État civil :: En couple
Tes amis, tes amours, tes emm... Bref, la chanson ;):

MessageSujet: Miwako Satô    Lun 18 Avr - 9:25

ID CARD


    Nom ; Satô.
    Prénom ; Miwako.
    Age & date de naissance ; 26 ans, née le 21 avril.
    Nationalité ; Japonaise.
    Profession ; Inspectrice de police.





Mais encore ?




    Etais-tu un(e) bon(ne) élève ? ; Eh bien, je n'étais pas la première de la classe, mais j'estime que je n'étais pas mauvaise !
    Etat civil ; En couple...
    Pourquoi as-tu choisis ta profession ? Mon père qui était inspecteur de police était un véritable modèle pour moi... Je vous laisse deviner la suite !
    Tes relations avec les autres ; Vous voyez le petit rectangle en dessous de mon avatar ? Tout y est... ^^'
    Secret ; Aucun. Enfin je crois. u_u' Et puis un secret, c'est un secret après tout !
    Ce que tu désire le plus ; Hm, comme ça, je ne saurais pas vous dire...
    Ce qui te terrifie le plus ; Encore perdre un être cher... *jette un regard vers Takagi*

    Histoire ;
    Miwako est née il y a vingt-six ans, le 21 avril, dans un hôpital de la ville de Tokyo. Enfant unique, elle était un peu la petite reine de la maison et était chérie par ses deux parents. La fillette était surtout extrêmement proche de son Papa et l’admirait beaucoup, c’était pour elle un héro – son héro. Cependant, Masayoshi Satô, inspecteur de la Police Métropolitaine de Tokyo ne passait pas énormément de temps à la maison. A l’école, Miwa était une petite fille joyeuse, elle n’était pas première de la classe, mais était loin d’être la dernière. C’était plutôt une meneuse pour ses camarades : elle avait beaucoup de copains garçons – eh oui ! La future inspectrice avait déjà beaucoup de succès à l’époque des bacs à sable ! Et surtout, elle avait déjà un sens très aigu de la justice et une grande gourmandise !

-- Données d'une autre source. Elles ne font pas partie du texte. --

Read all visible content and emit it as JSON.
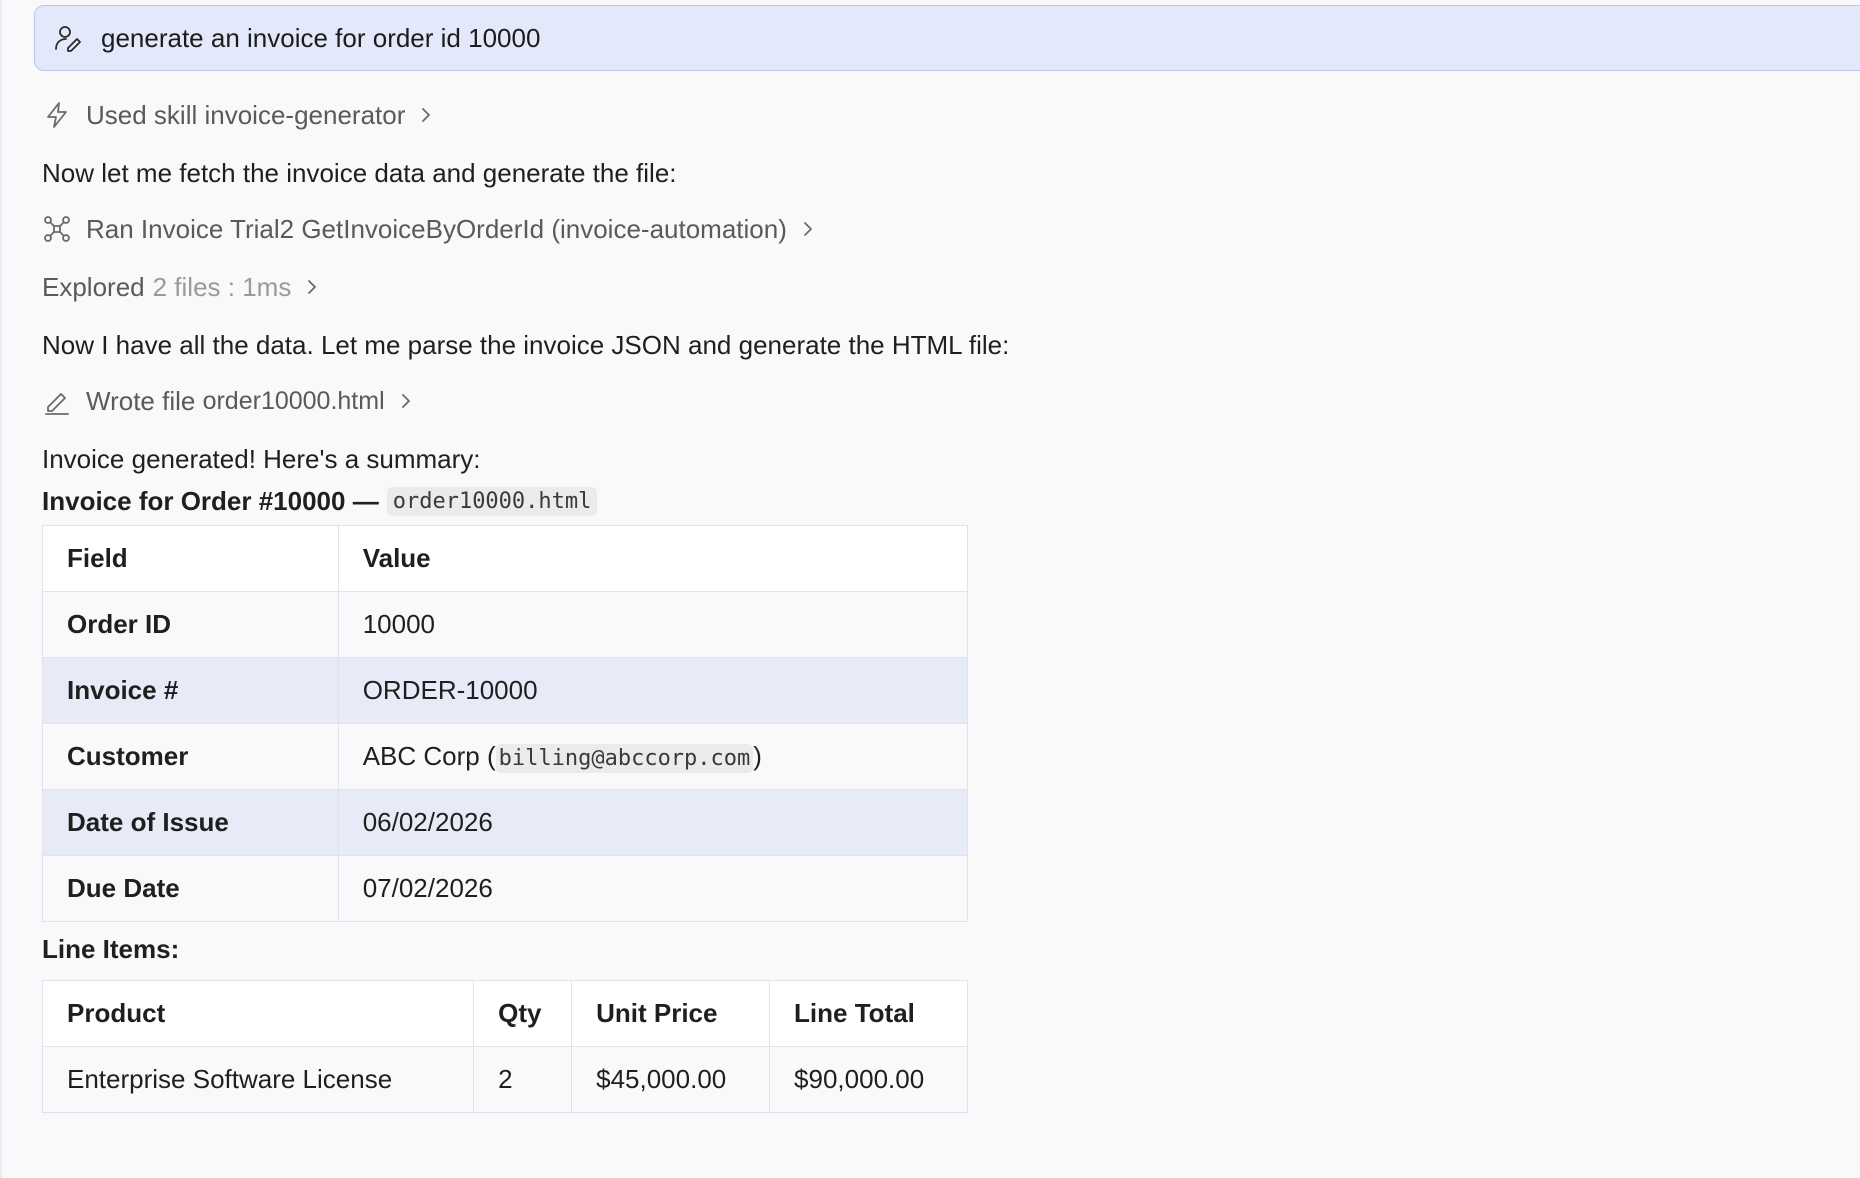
{
  "prompt": {
    "text": "generate an invoice for order id 10000"
  },
  "steps": {
    "skill": {
      "prefix": "Used skill",
      "name": "invoice-generator"
    },
    "fetch_text": "Now let me fetch the invoice data and generate the file:",
    "ran": {
      "text": "Ran Invoice Trial2 GetInvoiceByOrderId (invoice-automation)"
    },
    "explored": {
      "label": "Explored",
      "detail": "2 files : 1ms"
    },
    "parse_text": "Now I have all the data. Let me parse the invoice JSON and generate the HTML file:",
    "wrote": {
      "prefix": "Wrote file",
      "filename": "order10000.html"
    },
    "summary_text": "Invoice generated! Here's a summary:"
  },
  "invoice": {
    "heading": "Invoice for Order #10000 —",
    "file_code": "order10000.html",
    "table": {
      "headers": [
        "Field",
        "Value"
      ],
      "rows": [
        {
          "field": "Order ID",
          "value": "10000"
        },
        {
          "field": "Invoice #",
          "value": "ORDER-10000"
        },
        {
          "field": "Customer",
          "value_prefix": "ABC Corp (",
          "value_code": "billing@abccorp.com",
          "value_suffix": ")"
        },
        {
          "field": "Date of Issue",
          "value": "06/02/2026"
        },
        {
          "field": "Due Date",
          "value": "07/02/2026"
        }
      ]
    },
    "line_items_label": "Line Items:",
    "line_items": {
      "headers": [
        "Product",
        "Qty",
        "Unit Price",
        "Line Total"
      ],
      "rows": [
        {
          "product": "Enterprise Software License",
          "qty": "2",
          "unit_price": "$45,000.00",
          "line_total": "$90,000.00"
        }
      ]
    }
  }
}
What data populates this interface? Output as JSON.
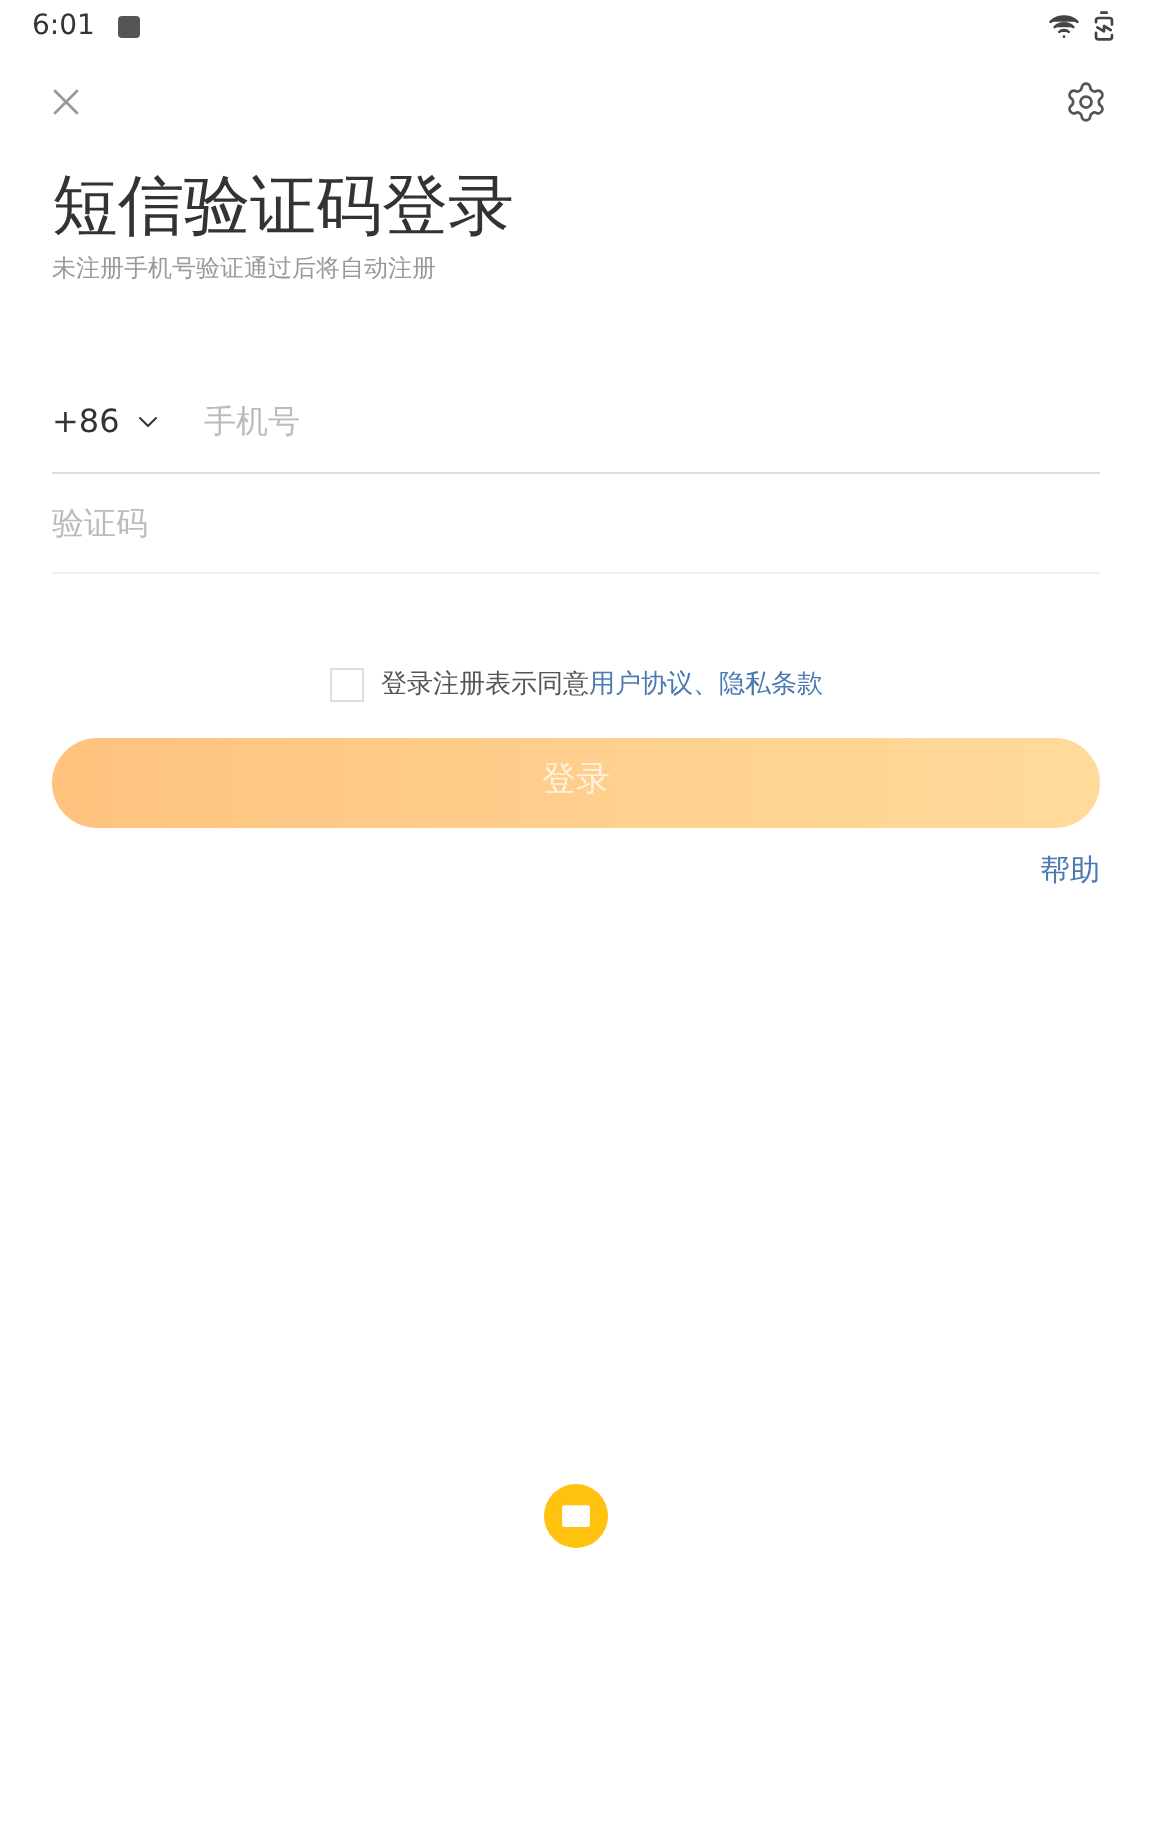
{
  "status_bar": {
    "time": "6:01"
  },
  "title": "短信验证码登录",
  "subtitle": "未注册手机号验证通过后将自动注册",
  "phone": {
    "country_code": "+86",
    "placeholder": "手机号"
  },
  "code": {
    "placeholder": "验证码"
  },
  "agreement": {
    "checked": false,
    "text": "登录注册表示同意",
    "links": [
      "用户协议",
      "隐私条款"
    ],
    "separator": "、"
  },
  "login_button": {
    "label": "登录",
    "disabled": true
  },
  "help": "帮助"
}
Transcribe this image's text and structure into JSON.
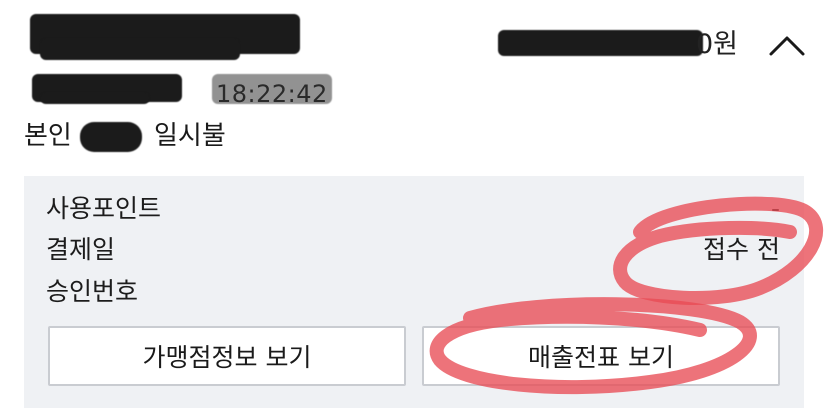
{
  "header": {
    "amount_suffix": "0원",
    "collapse_icon": "chevron-up-icon",
    "time": "18:22:42"
  },
  "card": {
    "owner_label": "본인",
    "installment": "일시불"
  },
  "details": {
    "rows": [
      {
        "label": "사용포인트",
        "value": "-"
      },
      {
        "label": "결제일",
        "value": "접수 전"
      },
      {
        "label": "승인번호",
        "value": ""
      }
    ]
  },
  "buttons": {
    "merchant_info": "가맹점정보 보기",
    "sales_slip": "매출전표 보기"
  },
  "colors": {
    "panel_bg": "#eff1f4",
    "button_border": "#c9ccd1",
    "redaction": "#1b1b1b",
    "annotation": "#e84b55"
  }
}
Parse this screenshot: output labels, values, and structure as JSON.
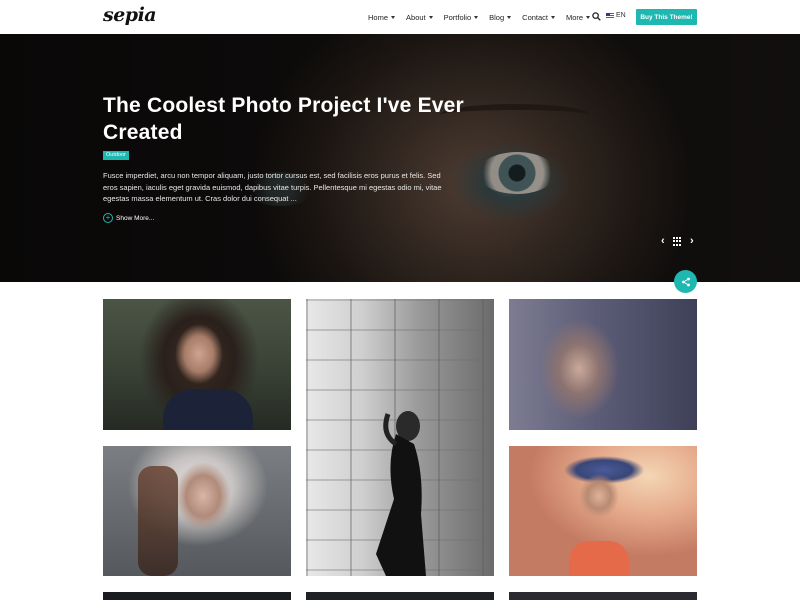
{
  "brand": {
    "logo_text": "sepia"
  },
  "nav": {
    "items": [
      {
        "label": "Home"
      },
      {
        "label": "About"
      },
      {
        "label": "Portfolio"
      },
      {
        "label": "Blog"
      },
      {
        "label": "Contact"
      },
      {
        "label": "More"
      }
    ],
    "lang_label": "EN",
    "buy_label": "Buy This Theme!"
  },
  "hero": {
    "title": "The Coolest Photo Project I've Ever Created",
    "tag": "Outdoor",
    "description": "Fusce imperdiet, arcu non tempor aliquam, justo tortor cursus est, sed facilisis eros purus et felis. Sed eros sapien, iaculis eget gravida euismod, dapibus vitae turpis. Pellentesque mi egestas odio mi, vitae egestas massa elementum ut. Cras dolor dui consequat ...",
    "show_more": "Show More...",
    "prev_glyph": "‹",
    "next_glyph": "›"
  },
  "colors": {
    "accent": "#1fb8b0"
  },
  "icons": {
    "search": "search-icon",
    "share": "share-icon",
    "grid": "grid-icon"
  }
}
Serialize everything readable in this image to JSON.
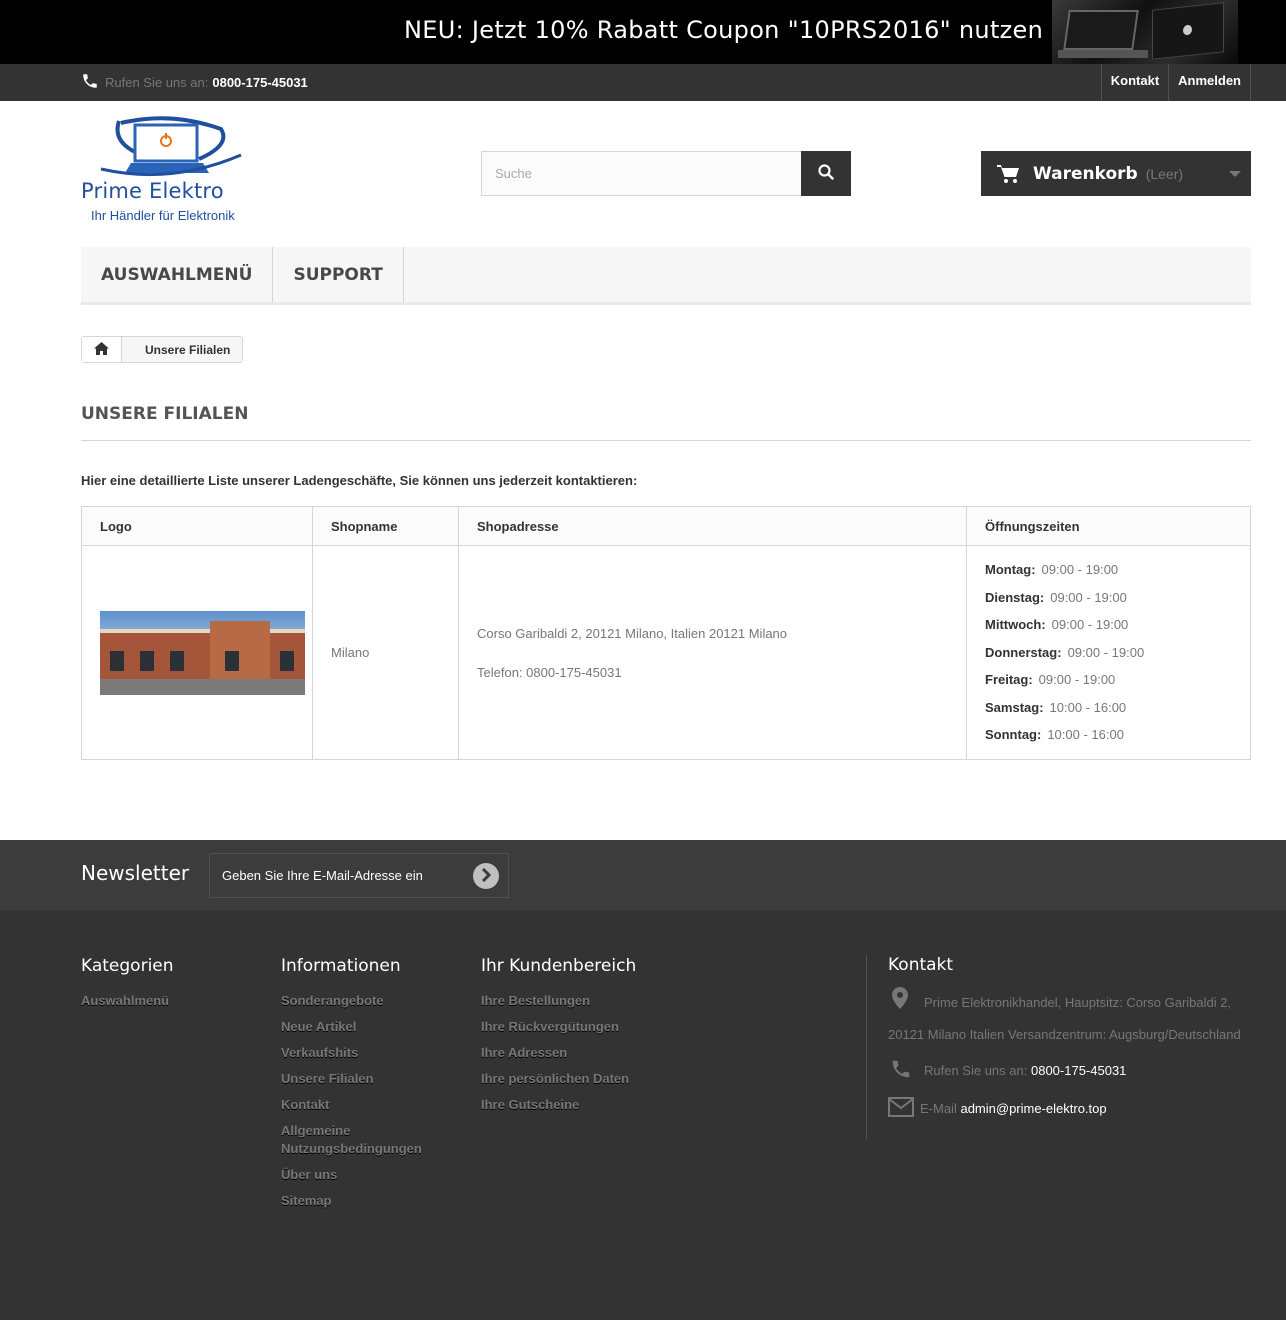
{
  "promo": {
    "text": "NEU: Jetzt 10% Rabatt Coupon \"10PRS2016\" nutzen"
  },
  "topnav": {
    "phone_label": "Rufen Sie uns an:",
    "phone_number": "0800-175-45031",
    "links": [
      "Kontakt",
      "Anmelden"
    ]
  },
  "logo": {
    "name": "Prime Elektro",
    "tagline": "Ihr Händler für Elektronik"
  },
  "search": {
    "placeholder": "Suche"
  },
  "cart": {
    "title": "Warenkorb",
    "status": "(Leer)"
  },
  "menu": {
    "items": [
      "AUSWAHLMENÜ",
      "SUPPORT"
    ]
  },
  "breadcrumb": {
    "current": "Unsere Filialen"
  },
  "page": {
    "title": "UNSERE FILIALEN",
    "intro": "Hier eine detaillierte Liste unserer Ladengeschäfte, Sie können uns jederzeit kontaktieren:"
  },
  "table": {
    "headers": [
      "Logo",
      "Shopname",
      "Shopadresse",
      "Öffnungszeiten"
    ],
    "store": {
      "name": "Milano",
      "address": "Corso Garibaldi 2, 20121 Milano, Italien 20121 Milano",
      "phone": "Telefon: 0800-175-45031",
      "hours": [
        {
          "day": "Montag:",
          "time": "09:00 - 19:00"
        },
        {
          "day": "Dienstag:",
          "time": "09:00 - 19:00"
        },
        {
          "day": "Mittwoch:",
          "time": "09:00 - 19:00"
        },
        {
          "day": "Donnerstag:",
          "time": "09:00 - 19:00"
        },
        {
          "day": "Freitag:",
          "time": "09:00 - 19:00"
        },
        {
          "day": "Samstag:",
          "time": "10:00 - 16:00"
        },
        {
          "day": "Sonntag:",
          "time": "10:00 - 16:00"
        }
      ]
    }
  },
  "newsletter": {
    "title": "Newsletter",
    "placeholder": "Geben Sie Ihre E-Mail-Adresse ein"
  },
  "footer": {
    "categories": {
      "title": "Kategorien",
      "items": [
        "Auswahlmenü"
      ]
    },
    "information": {
      "title": "Informationen",
      "items": [
        "Sonderangebote",
        "Neue Artikel",
        "Verkaufshits",
        "Unsere Filialen",
        "Kontakt",
        "Allgemeine Nutzungsbedingungen",
        "Über uns",
        "Sitemap"
      ]
    },
    "account": {
      "title": "Ihr Kundenbereich",
      "items": [
        "Ihre Bestellungen",
        "Ihre Rückvergütungen",
        "Ihre Adressen",
        "Ihre persönlichen Daten",
        "Ihre Gutscheine"
      ]
    },
    "contact": {
      "title": "Kontakt",
      "address_line1": "Prime Elektronikhandel, Hauptsitz: Corso Garibaldi 2,",
      "address_line2": "20121 Milano Italien Versandzentrum: Augsburg/Deutschland",
      "phone_label": "Rufen Sie uns an:",
      "phone": "0800-175-45031",
      "email_label": "E-Mail",
      "email": "admin@prime-elektro.top"
    }
  }
}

    Malheureusement, un évènement tragique fit basculer sa vie. Cela devait être un mercredi ordinaire. Pourtant, quelque chose ne le fut pas. La petite Miwako, à peine huit ans avait remarqué que son père avait oublié ses menottes. Ce jour-là, il pleuvait. Et en fin d’après midi, le téléphone sonna. L’inspecteur s’était fait renversé par un camion alors qu’il poursuivait un cambrioleur de banque – dont la jeune femme découvrirait l’identité dix-huit ans plus tard, comme étant l’un des amis de son père… C’est ainsi que la fillette vit son père mourir sous ses yeux. « Mais Papa, tu es du côté de la justice et… », Les dernières paroles de son père lui furent adressées dans un souffle « Petite naïve, justice n’est qu’un mot… ». A ce moment là, Miwako sut qu’à son tour, elle entrerait dans la police.

    Par la suite, la vie au collège et au lycée de Miwako fut assez calme. Elle était bonne élève, même en sport, pratiquant le baseball en club et étant la seule fille de l’équipe. En même temps, c’était normal, elle avait un but. Sa mère déplorait un peu qu’elle n’ait pas de petit ami malgré tous les garçons qui lui tournaient autour comme des mouches autour d’un pot de miel, mais la jeune fille ne se préoccupait pas vraiment d’eux. Oh bien sûr, elle savait se montrer amicale avec eux, mais l’amour restait pour elle quelque chose d’étranger ! Au lycée, elle se fit une amie proche, Yumi Miyamoto, qui elle aussi souhaitait entrer dans la Police. Sauf qu’elle, elle était bien plus intéressée par les garçons ! Il y avait quand même quelques problèmes à son lycée, une bande de voyous de terminale qui s’en prenaient aux élèves d’années inférieures. La jeune fille réussit à prouver leur culpabilité dans des affaires de vol et ils furent renvoyés.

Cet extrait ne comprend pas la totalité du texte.